Mill Creek Entertainment has a sweet package of films and star-studded documentaries lined for release on DVD on Oct. 13. Titled Crooner Classics, this “double-double” feature includes two films each from “Ol Blue Eyes,” Frank Sinatra, and two from his Rat-Pack cohort, “The King of Cool,” Dean Martin.
From Frank Sinatra we kick off the good times with director George Sidney’s 1957 film adaptation of the 1940 John O’Hara novel, Pal Joey. Produced as a play by Rodgers and Hart in 1941, it bounced around Hollywood as a potential star vehicle for Gene Kelly, but Columbia Pictures and MGM couldn’t come to terms.
A bigger problem was the musical numbers from the play, they were considered to be too offensive for movie audiences of the time … the solution to the six “problem” musical numbers was to eliminate three and do instrumental versions of the other three, and then “borrow” other Rodgers and Hart songs to fill in the gaps.
Once all of this was worked out, other changes need to be made. San Francisco, instead of Chicago, became the location (lots of classic Bay area locales are to be seen here) and Joey went from being a dancer to a singer, better fitting Sinatra, as opposed to Gene Kelly.
The long and winding road to production for Pal Joey, also included the possibility of Barbara Stanwyck as Vera Prentice-Simpson, but with Columbia Pictures it was a natural for Rita Hayworth to get that key role. Kim Novak came on board as “dancer” Linda English, and, as they say the rest is history.
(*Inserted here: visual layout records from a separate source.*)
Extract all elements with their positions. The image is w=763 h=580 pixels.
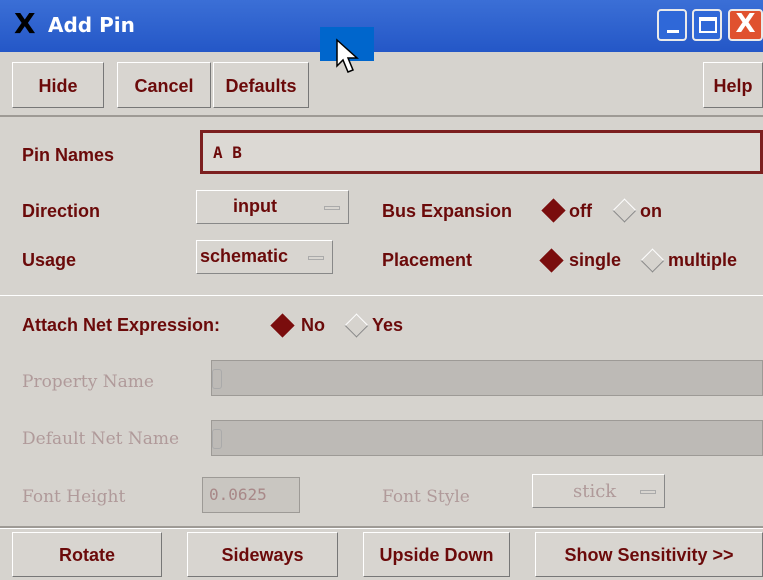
close-icon: X [735,9,756,39]
dropdown-indicator-icon [640,490,656,494]
minimize-button[interactable] [657,9,687,41]
default-net-name-input [211,420,763,456]
pin-names-value: A B [213,143,242,162]
bus-off-radio[interactable] [541,198,566,223]
minimize-icon [667,30,679,33]
attach-no-label: No [301,315,325,335]
upside-down-button[interactable]: Upside Down [363,532,510,577]
pin-names-input[interactable]: A B [200,130,763,174]
radio-diamond-icon [344,313,369,338]
font-style-value: stick [573,481,617,502]
direction-label: Direction [22,201,101,221]
help-button[interactable]: Help [703,62,763,108]
usage-dropdown[interactable]: schematic [196,240,333,274]
placement-single-label: single [569,250,622,270]
text-cursor-icon [212,369,222,389]
attach-yes-radio[interactable] [344,313,369,338]
font-style-dropdown: stick [532,474,665,508]
radio-diamond-icon [270,313,295,338]
placement-multiple-radio[interactable] [640,248,665,273]
bus-expansion-label: Bus Expansion [382,201,513,221]
mouse-pointer-icon [336,38,359,73]
font-height-value: 0.0625 [209,485,267,504]
radio-diamond-icon [640,248,665,273]
maximize-button[interactable] [692,9,722,41]
show-sensitivity-button[interactable]: Show Sensitivity >> [535,532,763,577]
x-logo-icon: X [14,7,36,40]
radio-diamond-icon [612,198,637,223]
placement-single-radio[interactable] [539,248,564,273]
window-titlebar[interactable]: X Add Pin X [0,0,763,52]
bus-off-label: off [569,201,592,221]
dropdown-indicator-icon [324,206,340,210]
font-height-label: Font Height [22,487,126,507]
dropdown-indicator-icon [308,256,324,260]
hide-button[interactable]: Hide [12,62,104,108]
font-height-input: 0.0625 [202,477,300,513]
bottom-separator [0,526,763,529]
defaults-button[interactable]: Defaults [213,62,309,108]
placement-multiple-label: multiple [668,250,738,270]
usage-label: Usage [22,250,77,270]
sideways-button[interactable]: Sideways [187,532,338,577]
cancel-button[interactable]: Cancel [117,62,211,108]
bus-on-label: on [640,201,662,221]
direction-value: input [233,196,277,216]
radio-diamond-icon [541,198,566,223]
attach-net-expression-label: Attach Net Expression: [22,315,221,335]
property-name-input [211,360,763,396]
attach-no-radio[interactable] [270,313,295,338]
maximize-icon [699,17,717,33]
rotate-button[interactable]: Rotate [12,532,162,577]
direction-dropdown[interactable]: input [196,190,349,224]
font-style-label: Font Style [382,487,470,507]
placement-label: Placement [382,250,473,270]
default-net-name-label: Default Net Name [22,429,180,449]
bus-on-radio[interactable] [612,198,637,223]
attach-yes-label: Yes [372,315,404,335]
usage-value: schematic [200,246,289,266]
pin-names-label: Pin Names [22,145,115,165]
radio-diamond-icon [539,248,564,273]
property-name-label: Property Name [22,372,154,392]
text-cursor-icon [212,429,222,449]
close-button[interactable]: X [728,9,763,41]
window-title: Add Pin [48,13,135,37]
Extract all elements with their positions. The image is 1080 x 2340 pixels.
Pal Joey was nominated for four Oscars — Set Decoration, Costume Design, Sound and Film Editing — and Frank Sinatra won the Golden Globe for Best Actor.
The other film featuring Frank Sinatra is director William A. Graham’s rare 1977 made-for-TV epic crime thriller (clocking in at two and half hours), Contract on Cherry Street. Based on Philip Rosenberg’s novel, this was a natural for Sinatra, who had done Tony Rome, The Detective and Lady in Cement at the end of the 1960s, before his troubles at Caesars Palace in 1970 and subsequent retirement (which didn’t last long).
In Contract on Cherry Street, Sinatra plays NYPD Detective Inspector Frank Hovannes, who has lost his long-time partner to a mob killing, decides to take matters into own hands when the department tells him to back off. With the production values, this could have easily been a theatrical release, but Columbia Pictures Television and NBC had other plans … this would be a televison event!!
Shifting over to Dean Martin, Mill Creek Entertainment’s Oct. 13 DVD package, Crooner Classics, showcases Dean Martin in two of his classic romantic comedies. First up is director George Sidney’s 1960 film adaptation of Norman Krana’ Broadway play, Who was that Lady?, which almost had Debbie Reynolds in the role of Ann Wilson, but the husband and wife team of Janet Leigh and Tony Curtis (their last time acting together) got the pivotal husband and wife Wilson roles.
Ann walks in on her husband David — who is a chemistry professor — planting a kiss on a student and demands a divorce. David turns to his buddy Michael (Dean Martin), who is a well-connected television scriptwriter, and asks for help. Being the creative type, Mike comes up with an elaborate story about David being an undercover FBI agent and that the kiss was all in the line of duty. Of course things spin hilariously out of control as the real FBI, and eventually the CIA, all get involved in “the case.”
The second feature is director Fielder Cook’s 1968 film release of How to Save a Marriage (and Ruin Your Life), featuring the ever-helpful Dean Martin as David Sloane, the attorney for Harry Hunter (Eli Wallach), who wants to help him out of a martial jam by seducing Hunter’s mistress. Sloane gets it wrong, of course, and ends up seducing the mistresses’ next door neighbor, Carol (Stella Stevens) and then spends the rest of the movie trying to undo the mess he has created … it seems that “neighbors” talk!!!
As a bonus, in addition to the four movies featuring Frank Sinatra and Dean Martin, Mill Creek Entertainment Oct. 13 DVD debut of Crooner Classics features seven Hollywood celebrity biographical documentaries.